Par jugement du 7 juin 2022, ledit tribunal a :
- débouté M. [Z] de sa demande de remboursement au titre de la résiliation du contrat du 5 mars 2019 fondée sur l'exercice d'un droit de rétractation,
- prononcé la résolution de la vente du 5 mars 2019 portant sur un tracteur de marque Timberjack, modèle 225D, portant le numéro de série 787 865,
- condamné la SARL Poly commerce à payer à M. [Z] la somme de 33.600 euros avec intérêts au taux légal à compter du 4 juin 2020, date de notification de la mise en demeure,
- condamné la SARL Poly commerce à prendre en charge les frais d'enlèvement et de restitution du tracteur,
- débouté M. [Z] de sa demande de dommages et intérêts pour résistance abusive,
- condamné la SARL Poly commerce à payer à M. [Z] la somme de 2.000 euros sur le fondement des dispositions de l'article 700 du code de procédure civile,
- débouté la SARL Poly commerce de sa demande au titre des frais irrépétibles,
- condamné la SARL Poly commerce aux entiers dépens de l'instance.
Par déclaration du 3 août 2022, la SARL Poly commerce a interjeté appel de cette décision.
Aux termes de conclusions notifiées le 25 octobre 2022, elle demande à la cour :
- de réformer le jugement du 7 juin 2022,
Statuant à nouveau :
- de débouter M. [Z] de toutes ses prétentions,
- de condamner M. [Z] au paiement d'une somme de 3.500 euros au visa de l'article 700 du code de procédure civile ainsi qu'aux entiers dépens en admettant la SELARL Ogier Gicquere Sobieraj au bénéfice de l'article 699 du code de procédure civile,
Au soutien de ses prétentions, elle fait valoir que M. [Z] ne peut user d'aucun droit de rétractation puisqu'il n'a pas la qualité de consommateur dans le présent litige. Elle estime qu'il ne rapporte pas la preuve des différents éléments permettant de caractériser un vice caché, tel que le caractère caché puisqu'il était nécessairement au courant des dysfonctionnements du véhicule acheté.
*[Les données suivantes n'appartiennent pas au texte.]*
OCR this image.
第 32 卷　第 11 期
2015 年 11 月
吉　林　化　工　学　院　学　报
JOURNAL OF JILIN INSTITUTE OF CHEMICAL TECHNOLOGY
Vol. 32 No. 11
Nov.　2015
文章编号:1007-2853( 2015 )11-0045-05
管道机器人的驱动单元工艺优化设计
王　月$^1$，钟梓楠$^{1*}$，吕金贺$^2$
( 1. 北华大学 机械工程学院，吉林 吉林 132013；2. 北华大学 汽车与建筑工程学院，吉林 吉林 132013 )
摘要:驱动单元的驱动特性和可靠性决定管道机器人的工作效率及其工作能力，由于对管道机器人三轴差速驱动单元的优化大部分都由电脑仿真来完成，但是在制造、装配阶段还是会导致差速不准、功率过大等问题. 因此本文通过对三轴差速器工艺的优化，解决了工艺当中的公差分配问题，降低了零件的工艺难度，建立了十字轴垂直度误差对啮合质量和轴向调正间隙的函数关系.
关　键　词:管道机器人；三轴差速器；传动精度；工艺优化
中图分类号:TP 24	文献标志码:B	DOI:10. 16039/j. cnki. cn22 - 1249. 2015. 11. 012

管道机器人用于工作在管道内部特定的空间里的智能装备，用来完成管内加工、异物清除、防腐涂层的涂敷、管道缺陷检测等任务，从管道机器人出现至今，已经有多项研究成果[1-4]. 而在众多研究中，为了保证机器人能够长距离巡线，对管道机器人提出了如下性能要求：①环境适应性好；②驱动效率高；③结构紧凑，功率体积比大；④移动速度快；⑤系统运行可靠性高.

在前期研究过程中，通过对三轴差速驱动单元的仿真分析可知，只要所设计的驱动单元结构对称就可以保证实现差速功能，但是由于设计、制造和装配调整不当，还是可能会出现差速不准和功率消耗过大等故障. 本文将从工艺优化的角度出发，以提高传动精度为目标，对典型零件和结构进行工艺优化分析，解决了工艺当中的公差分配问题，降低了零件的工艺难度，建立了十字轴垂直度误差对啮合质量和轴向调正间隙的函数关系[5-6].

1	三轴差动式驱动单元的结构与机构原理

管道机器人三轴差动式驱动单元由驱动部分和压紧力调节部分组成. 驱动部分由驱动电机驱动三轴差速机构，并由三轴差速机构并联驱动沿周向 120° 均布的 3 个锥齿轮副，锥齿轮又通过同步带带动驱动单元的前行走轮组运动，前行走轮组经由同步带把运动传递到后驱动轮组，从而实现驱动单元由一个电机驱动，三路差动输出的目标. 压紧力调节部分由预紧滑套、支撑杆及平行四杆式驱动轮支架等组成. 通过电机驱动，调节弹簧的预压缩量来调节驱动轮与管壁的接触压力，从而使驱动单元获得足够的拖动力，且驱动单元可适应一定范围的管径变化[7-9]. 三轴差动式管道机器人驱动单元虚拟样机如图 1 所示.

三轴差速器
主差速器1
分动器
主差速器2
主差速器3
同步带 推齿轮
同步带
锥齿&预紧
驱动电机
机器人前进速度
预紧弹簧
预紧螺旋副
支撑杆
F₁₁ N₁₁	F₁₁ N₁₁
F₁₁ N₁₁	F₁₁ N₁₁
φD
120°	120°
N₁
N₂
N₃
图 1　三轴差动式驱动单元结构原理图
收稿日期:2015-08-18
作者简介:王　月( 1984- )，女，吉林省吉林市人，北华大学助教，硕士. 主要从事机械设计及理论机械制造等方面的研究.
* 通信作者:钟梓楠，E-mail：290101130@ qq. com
Par conclusions déposées et notifiées le 24 janvier 2023, M. [Z] demande à la cour :
- d'infirmer le jugement sur la question de la vente à distance et de dire qu'il est bien fondé à user de son droit de rétractation pour former une action rédhibitoire,
- de confirmer le jugement en ce qu'il a constaté l'existence de vices cachés,
- de condamner la SARL Poly commerce à lui rembourser la somme de 33.600 euros TH outre intérêts au taux légal à compter du 26 mai 2020 (mise en demeure) ainsi que la somme de 8.000 euros pour résistance abusive et la somme de 7.000 euros sur le fondement de l'article 700 du code de procédure civile.
Au soutien de ses prétentions, il fait valoir qu'il bénéficie d'un droit de rétractation en tant que consommateur et rappelle qu'il a acquis le tracteur non pas à des fins professionnelles mais à des fins personnelles avec les fonds de sa compagne.
Il fait également valoir que la vente doit être résolue en raison des nombreux vices cachés du tracteur et affirme qu'il n'en était pas au courant puisqu'il n'a jamais vu d'annonce.
Il sera renvoyé pour l'exposé complet des demandes et moyens des parties, à leurs dernières conclusions.
L'ordonnance de clôture a été rendue le 28 septembre 2023.
MOTIVATION :
Sur l'exercice du droit de rétractation :
M. [Z] fait valoir qu'il est en droit de faire usage d'un droit de rétractation en vertu de l'article L. 221-18 du code de la consommation puisque d'une part, le contrat a été conclu à distance et d'autre part, qu'il bénéficie de la qualité de consommateur.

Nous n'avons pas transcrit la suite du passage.